Seher-789 commented 3 weeks ago

i have trained my robot many time but robot is moving in circle while evolution and i changed the seed from 0 to 42 but no result even change the lr from 1e-3 to 1e-4 and policy noise but no result please suggest me some solution Screenshot from 2024-10-31 23-38-19

reiniscimurs commented 3 weeks ago

Hi,

Please use the submission template when submitting the issue. This gives me the necessary information to start figuring out what the issue is.

How many epochs did you try training with each seed?

Seher-789 commented 3 weeks ago

Hi, Thank you for response i trained for 75 but the reward was negative.

reiniscimurs commented 3 weeks ago

Again, please provide full information as in the template.

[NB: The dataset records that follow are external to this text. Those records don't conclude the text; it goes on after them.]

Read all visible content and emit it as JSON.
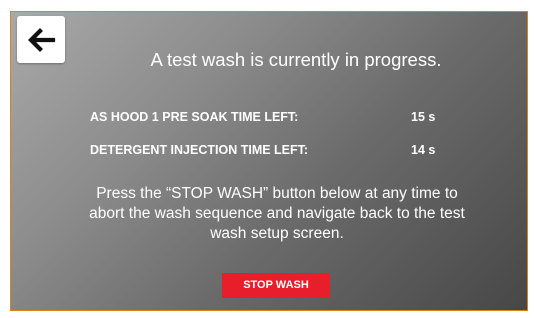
{
  "header": {
    "back_icon": "arrow-left-icon",
    "title": "A test wash is currently in progress."
  },
  "timers": [
    {
      "label": "AS HOOD 1 PRE SOAK TIME LEFT:",
      "value": "15 s"
    },
    {
      "label": "DETERGENT INJECTION TIME LEFT:",
      "value": "14 s"
    }
  ],
  "instructions": "Press the “STOP WASH” button below at any time to abort the wash sequence and navigate back to the test wash setup screen.",
  "stop_button": {
    "label": "STOP WASH"
  },
  "colors": {
    "border": "#d9821e",
    "stop_button": "#e81f2a",
    "text": "#ffffff"
  }
}
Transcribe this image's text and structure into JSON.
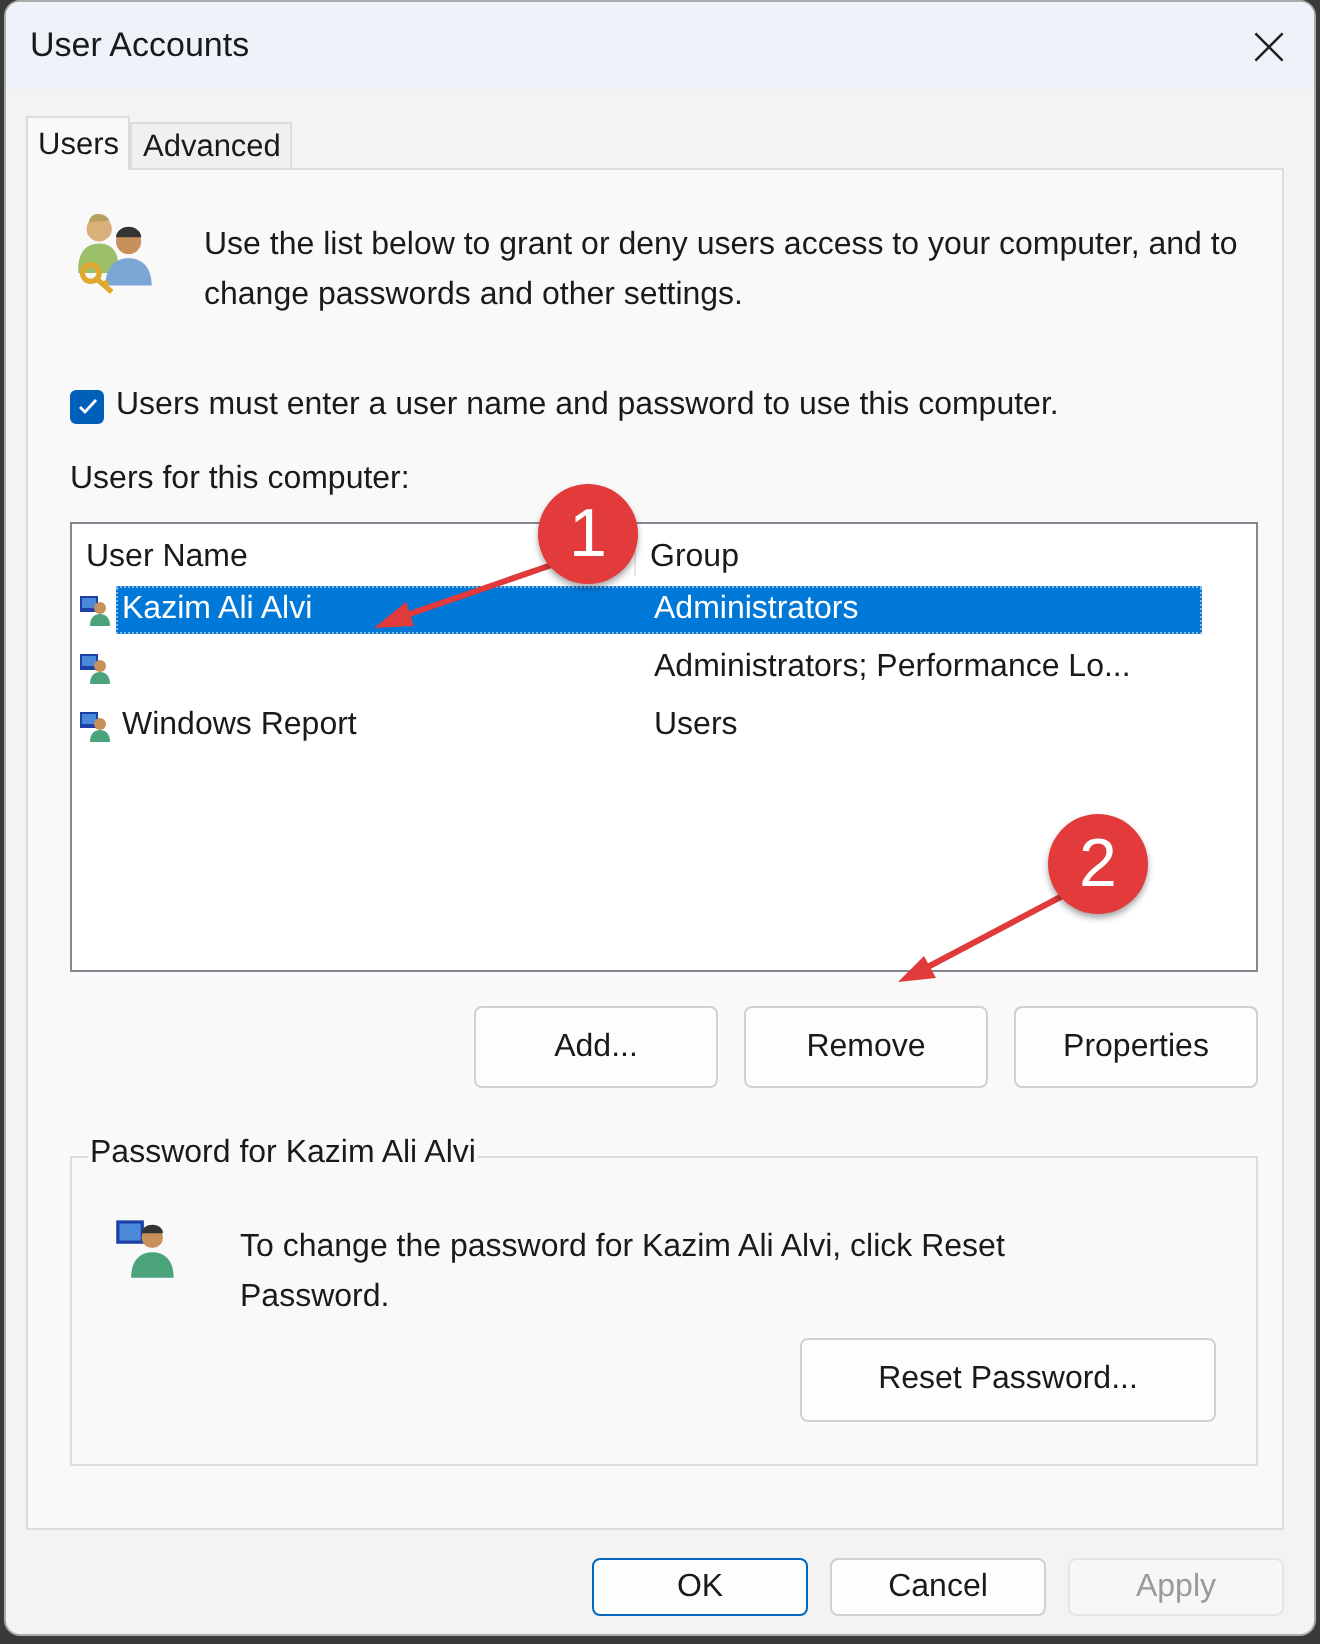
{
  "window": {
    "title": "User Accounts"
  },
  "tabs": [
    {
      "label": "Users",
      "selected": true
    },
    {
      "label": "Advanced",
      "selected": false
    }
  ],
  "intro": "Use the list below to grant or deny users access to your computer, and to change passwords and other settings.",
  "require_login": {
    "label": "Users must enter a user name and password to use this computer.",
    "checked": true
  },
  "users_label": "Users for this computer:",
  "table": {
    "columns": [
      "User Name",
      "Group"
    ],
    "rows": [
      {
        "name": "Kazim Ali Alvi",
        "group": "Administrators",
        "selected": true
      },
      {
        "group": "Administrators; Performance Lo...",
        "selected": false
      },
      {
        "name": "Windows Report",
        "group": "Users",
        "selected": false
      }
    ]
  },
  "list_buttons": [
    "Add...",
    "Remove",
    "Properties"
  ],
  "password_group": {
    "legend": "Password for Kazim Ali Alvi",
    "text": "To change the password for Kazim Ali Alvi, click Reset Password.",
    "button": "Reset Password..."
  },
  "dialog_buttons": [
    {
      "label": "OK",
      "kind": "default",
      "disabled": false
    },
    {
      "label": "Cancel",
      "kind": "normal",
      "disabled": false
    },
    {
      "label": "Apply",
      "kind": "normal",
      "disabled": true
    }
  ],
  "annotations": [
    {
      "label": "1"
    },
    {
      "label": "2"
    }
  ]
}
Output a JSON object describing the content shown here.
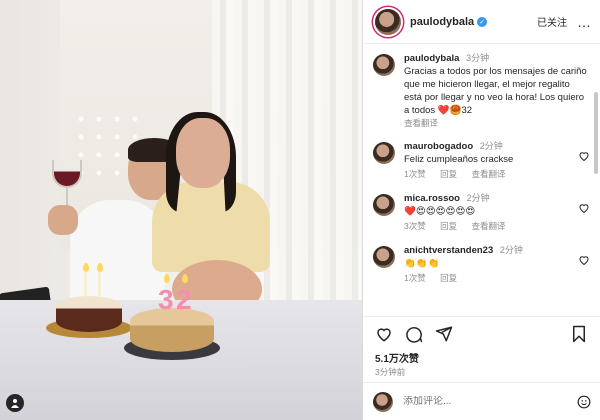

75 epochs for each seed? Seems excessive. If it does not converge at such time for any seed there is either some change or mistake in the implementation. Here, the template information is needed.

Seher-789 commented 2 weeks ago

thank you for response , No i have trained the robot 75 epochs for seed 2 and seed 0 but the rewards were negative and i have trained with all the other seed values for ten epochs but the rewards were negative after the validating start the robot starts to move in circle

reiniscimurs commented 2 weeks ago

One last time, provide the information as set in the issue template. It is always very difficult to answer questions without knowing the full information.

TD3 can be a bit iffy with training and could also not converge but if no changes were made to the code I would expect it to work with at least some random seed. 10 epochs might still not be enough though to evaluate the performance. But if longer training does not help, you could try to use different learning rates.